Supersets are usually designed to increase the time under tension (TuT) and to speed up your workouts.

Do the exercise you want to focus on more first, and then follow it up with the second exercise just to keep your body working hard.

Your lats will hate you initially, but over the course of time, you will do nothing but pat yourself on the back for your good exercise choice selections.

Why do my ribs hurt after push ups?

There are muscles between your ribs and can be sore after prolonged periods of inactivity.

Soreness in different areas of your ribs can mean you are working out various muscle groups.

Your pectoralis minor connects to the front part of your ribs. Your serratus anterior connects to the back side of your ribs.

In general, you should not feel any pain in your ribs doing pushups.

There are no main muscle groups located in your ribcage that contribute greatly toward doing a pushup.

However, if you have not been doing any pushups for a long time, drastic changes in lifestyle can leave your entire body sore.

Movement and exercise can stimulate small muscles located throughout your body, leaving you with strange locations of soreness.

As a good rule of thumb, a good type of pain should be tolerated if the pain is managed through a gentle massage.

This would usually indicate a muscular soreness.

However, if the pain does not subside with a massage, this could be a sign of a tendon, ligament, bone or joint soreness.

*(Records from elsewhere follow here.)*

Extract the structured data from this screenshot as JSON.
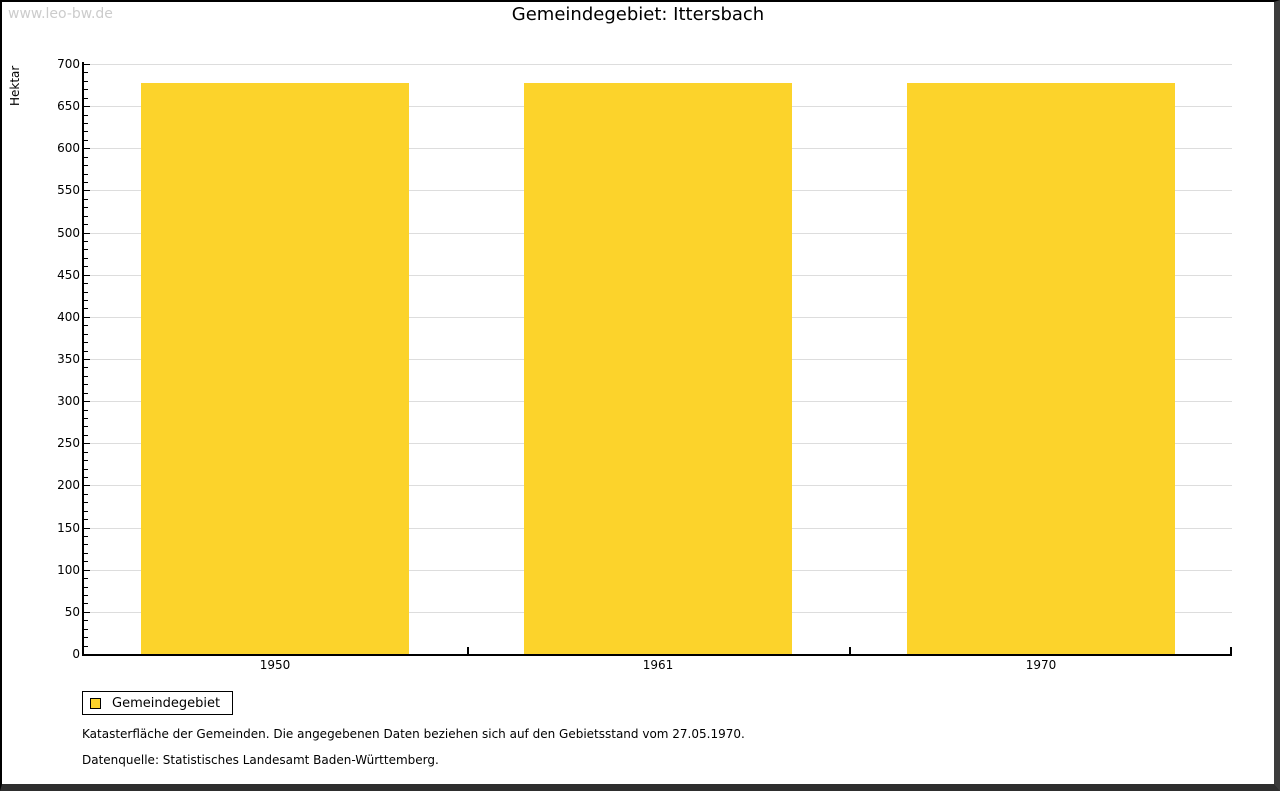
{
  "watermark": "www.leo-bw.de",
  "title": "Gemeindegebiet: Ittersbach",
  "chart_data": {
    "type": "bar",
    "title": "Gemeindegebiet: Ittersbach",
    "categories": [
      "1950",
      "1961",
      "1970"
    ],
    "series": [
      {
        "name": "Gemeindegebiet",
        "values": [
          678,
          678,
          678
        ]
      }
    ],
    "xlabel": "",
    "ylabel": "Hektar",
    "ylim": [
      0,
      700
    ],
    "yticks": [
      0,
      50,
      100,
      150,
      200,
      250,
      300,
      350,
      400,
      450,
      500,
      550,
      600,
      650,
      700
    ],
    "minor_tick_step": 10,
    "grid": true,
    "gridline_color": "#dddddd",
    "bar_color": "#FCD32B",
    "legend": [
      {
        "label": "Gemeindegebiet",
        "color": "#FCD32B"
      }
    ],
    "legend_position": "bottom-left"
  },
  "footnotes": [
    "Katasterfläche der Gemeinden. Die angegebenen Daten beziehen sich auf den Gebietsstand vom 27.05.1970.",
    "Datenquelle: Statistisches Landesamt Baden-Württemberg."
  ]
}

Costochondritis is the inflammation of the cartilage that connects your ribs to your breastbone.

This can make breathing, coughing and laughing very painful.

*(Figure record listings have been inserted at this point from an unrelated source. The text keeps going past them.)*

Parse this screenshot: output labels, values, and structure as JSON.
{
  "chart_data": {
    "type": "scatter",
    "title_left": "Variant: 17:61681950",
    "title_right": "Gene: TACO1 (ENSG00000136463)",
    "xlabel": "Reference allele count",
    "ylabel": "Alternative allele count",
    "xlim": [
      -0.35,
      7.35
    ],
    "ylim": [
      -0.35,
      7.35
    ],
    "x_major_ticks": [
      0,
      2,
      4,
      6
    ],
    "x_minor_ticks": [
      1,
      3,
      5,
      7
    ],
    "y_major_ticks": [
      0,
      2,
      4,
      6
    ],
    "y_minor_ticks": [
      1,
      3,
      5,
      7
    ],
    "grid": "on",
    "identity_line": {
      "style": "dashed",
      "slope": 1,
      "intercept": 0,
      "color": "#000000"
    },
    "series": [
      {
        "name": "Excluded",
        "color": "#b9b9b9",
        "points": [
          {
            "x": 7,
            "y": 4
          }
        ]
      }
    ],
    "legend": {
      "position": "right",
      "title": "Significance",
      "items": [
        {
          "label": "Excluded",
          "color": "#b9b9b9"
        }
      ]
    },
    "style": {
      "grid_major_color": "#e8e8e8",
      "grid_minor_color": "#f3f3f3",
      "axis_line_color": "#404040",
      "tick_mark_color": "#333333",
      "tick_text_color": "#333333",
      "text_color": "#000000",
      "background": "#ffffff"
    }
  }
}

It also feels painful when doing exercises like pushups.

The causes of costochondritis are unknown but it can occur after exercise, injury or illness.

A major symptom of this condition is very sharp chest pain.

Pain can be managed through rest and is aggravated through movement.

As always, you should seek consultation with a medical professional with any serious, lingering symptoms.

One of the key strategies to minimize pain but still make gain is to find pain-free compound movements that do not aggravate your pre-existing conditions.

If you cannot do pushups, can you do dips, incline pushups, dumbbell work, bench press, etc?

Experiment and figure out what works best for you.


Sore lats and pushups do not go hand-in-hand. 

However, if you do happen to have weak lats or are doing pushups incorrectly, you now have something else to work on!

And do not let this bring your day down.

Be grateful that you have an opportunity to get stronger and to be great in the future.